When I read this blog posting from The PR News Blog, I laughed. Probably, because as a PR professional and a former news reporter, I’ve had an interesting two-sided experience with the word “flack.”
When working as a fresh-faced news reporter after college, I remember my editor saying, “Don’t let the flack boss you around. Get what you need for the story.” He was demanding and intimidating enough those first few weeks (I’m grateful today), but I remember thinking “What is he talking about?” I hadn’t a clue. Rather than ask a silly question and blow my cover, I knew there had to be away to define a flack. Thanks to a helpful colleague, I realized the flack was the PR person.
Today, more than fours years later of being a “flack,” I’m not offended by the term. Maybe its because I haven’t spent my entire career on the PR side of the fence, or maybe its because of my understanding of why reporters use the nickname.

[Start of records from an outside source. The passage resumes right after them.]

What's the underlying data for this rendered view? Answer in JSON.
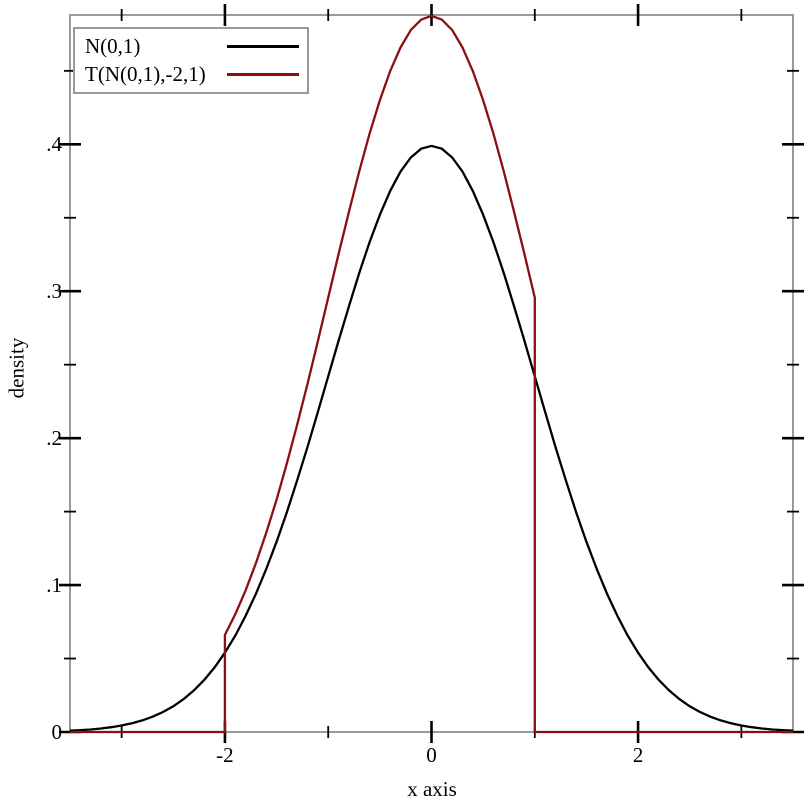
{
  "figure": {
    "background": "#ffffff",
    "frame_color": "#9a9a9a",
    "tick_color": "#000000",
    "text_color": "#000000"
  },
  "chart_data": {
    "type": "line",
    "title": "",
    "xlabel": "x axis",
    "ylabel": "density",
    "xlim": [
      -3.5,
      3.5
    ],
    "ylim": [
      0,
      0.488
    ],
    "grid": false,
    "legend_position": "top-left",
    "x_major_ticks": [
      -2,
      0,
      2
    ],
    "x_major_tick_labels": [
      "-2",
      "0",
      "2"
    ],
    "x_minor_ticks": [
      -3,
      -1,
      1,
      3
    ],
    "y_major_ticks": [
      0,
      0.1,
      0.2,
      0.3,
      0.4
    ],
    "y_major_tick_labels": [
      "0",
      ".1",
      ".2",
      ".3",
      ".4"
    ],
    "y_minor_ticks": [
      0.05,
      0.15,
      0.25,
      0.35,
      0.45
    ],
    "series": [
      {
        "name": "N(0,1)",
        "color": "#000000",
        "points": [
          [
            -3.5,
            0.0009
          ],
          [
            -3.4,
            0.0012
          ],
          [
            -3.3,
            0.0017
          ],
          [
            -3.2,
            0.0024
          ],
          [
            -3.1,
            0.0033
          ],
          [
            -3.0,
            0.0044
          ],
          [
            -2.9,
            0.006
          ],
          [
            -2.8,
            0.0079
          ],
          [
            -2.7,
            0.0104
          ],
          [
            -2.6,
            0.0136
          ],
          [
            -2.5,
            0.0175
          ],
          [
            -2.4,
            0.0224
          ],
          [
            -2.3,
            0.0283
          ],
          [
            -2.2,
            0.0355
          ],
          [
            -2.1,
            0.044
          ],
          [
            -2.0,
            0.054
          ],
          [
            -1.9,
            0.0656
          ],
          [
            -1.8,
            0.079
          ],
          [
            -1.7,
            0.094
          ],
          [
            -1.6,
            0.1109
          ],
          [
            -1.5,
            0.1295
          ],
          [
            -1.4,
            0.1497
          ],
          [
            -1.3,
            0.1714
          ],
          [
            -1.2,
            0.1942
          ],
          [
            -1.1,
            0.2179
          ],
          [
            -1.0,
            0.242
          ],
          [
            -0.9,
            0.2661
          ],
          [
            -0.8,
            0.2897
          ],
          [
            -0.7,
            0.3123
          ],
          [
            -0.6,
            0.3332
          ],
          [
            -0.5,
            0.3521
          ],
          [
            -0.4,
            0.3683
          ],
          [
            -0.3,
            0.3814
          ],
          [
            -0.2,
            0.391
          ],
          [
            -0.1,
            0.397
          ],
          [
            0,
            0.3989
          ],
          [
            0.1,
            0.397
          ],
          [
            0.2,
            0.391
          ],
          [
            0.3,
            0.3814
          ],
          [
            0.4,
            0.3683
          ],
          [
            0.5,
            0.3521
          ],
          [
            0.6,
            0.3332
          ],
          [
            0.7,
            0.3123
          ],
          [
            0.8,
            0.2897
          ],
          [
            0.9,
            0.2661
          ],
          [
            1.0,
            0.242
          ],
          [
            1.1,
            0.2179
          ],
          [
            1.2,
            0.1942
          ],
          [
            1.3,
            0.1714
          ],
          [
            1.4,
            0.1497
          ],
          [
            1.5,
            0.1295
          ],
          [
            1.6,
            0.1109
          ],
          [
            1.7,
            0.094
          ],
          [
            1.8,
            0.079
          ],
          [
            1.9,
            0.0656
          ],
          [
            2.0,
            0.054
          ],
          [
            2.1,
            0.044
          ],
          [
            2.2,
            0.0355
          ],
          [
            2.3,
            0.0283
          ],
          [
            2.4,
            0.0224
          ],
          [
            2.5,
            0.0175
          ],
          [
            2.6,
            0.0136
          ],
          [
            2.7,
            0.0104
          ],
          [
            2.8,
            0.0079
          ],
          [
            2.9,
            0.006
          ],
          [
            3.0,
            0.0044
          ],
          [
            3.1,
            0.0033
          ],
          [
            3.2,
            0.0024
          ],
          [
            3.3,
            0.0017
          ],
          [
            3.4,
            0.0012
          ],
          [
            3.5,
            0.0009
          ]
        ]
      },
      {
        "name": "T(N(0,1),-2,1)",
        "color": "#8b0f0f",
        "points": [
          [
            -3.5,
            0
          ],
          [
            -2,
            0
          ],
          [
            -2,
            0.066
          ],
          [
            -1.9,
            0.0802
          ],
          [
            -1.8,
            0.0964
          ],
          [
            -1.7,
            0.1149
          ],
          [
            -1.6,
            0.1355
          ],
          [
            -1.5,
            0.1582
          ],
          [
            -1.4,
            0.1829
          ],
          [
            -1.3,
            0.2093
          ],
          [
            -1.2,
            0.2372
          ],
          [
            -1.1,
            0.2661
          ],
          [
            -1.0,
            0.2956
          ],
          [
            -0.9,
            0.3251
          ],
          [
            -0.8,
            0.3539
          ],
          [
            -0.7,
            0.3815
          ],
          [
            -0.6,
            0.4071
          ],
          [
            -0.5,
            0.4301
          ],
          [
            -0.4,
            0.4499
          ],
          [
            -0.3,
            0.4659
          ],
          [
            -0.2,
            0.4777
          ],
          [
            -0.1,
            0.4849
          ],
          [
            0,
            0.4874
          ],
          [
            0.1,
            0.4849
          ],
          [
            0.2,
            0.4777
          ],
          [
            0.3,
            0.4659
          ],
          [
            0.4,
            0.4499
          ],
          [
            0.5,
            0.4301
          ],
          [
            0.6,
            0.4071
          ],
          [
            0.7,
            0.3815
          ],
          [
            0.8,
            0.3539
          ],
          [
            0.9,
            0.3251
          ],
          [
            1.0,
            0.2956
          ],
          [
            1.0,
            0
          ],
          [
            3.5,
            0
          ]
        ]
      }
    ]
  }
}
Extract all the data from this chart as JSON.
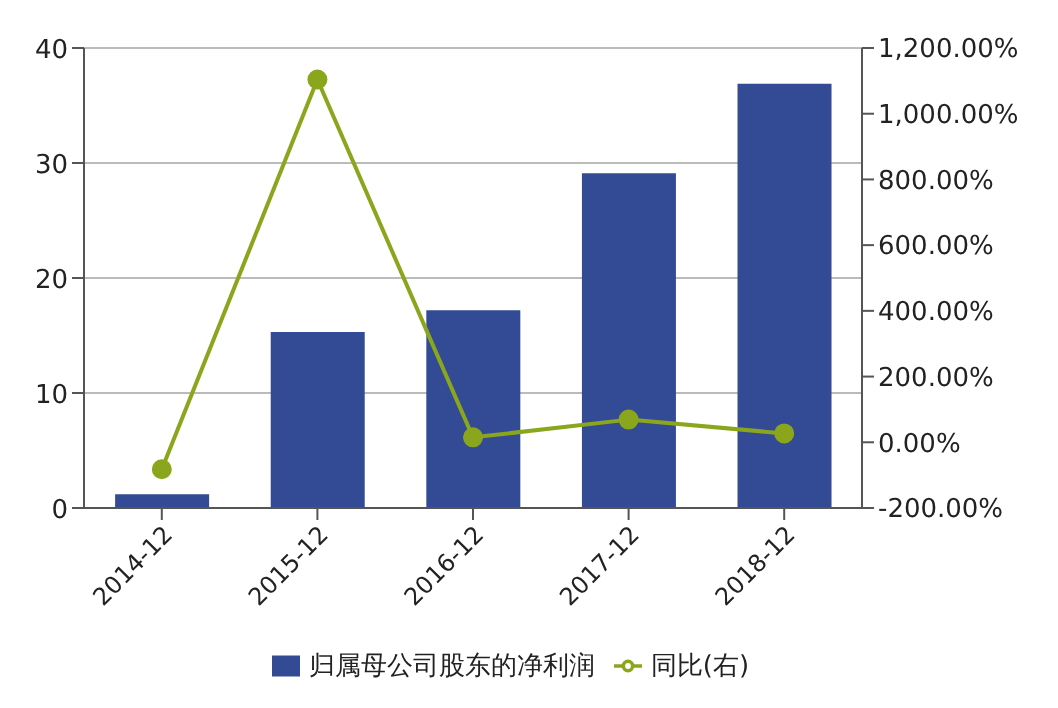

When PR people make an insanely busy, deadline-focused reporter’s life more difficult, the question is—maybe they are behaving like a flack? You know the drill–standing in the way of the necessary source, not responding to interview requests, delivering non-useful information, not understanding news. The list (unfortunately) goes on.
However, if a PR person is clear, responsive, valuable, possesses a keen sense of news judgment and makes a reporter’s story richer (and hopefully, their lives easier), my guess is flack won’t be in their vocabulary,
Like any industry, sometimes you have to fight the reputation or performance of others. PR is certainly not exempt. That’s where positive relationship and trust building with reporters comes into play.
In the end, the absolute priority is meaningful news coverage on the behalf of the client. Nickname or not.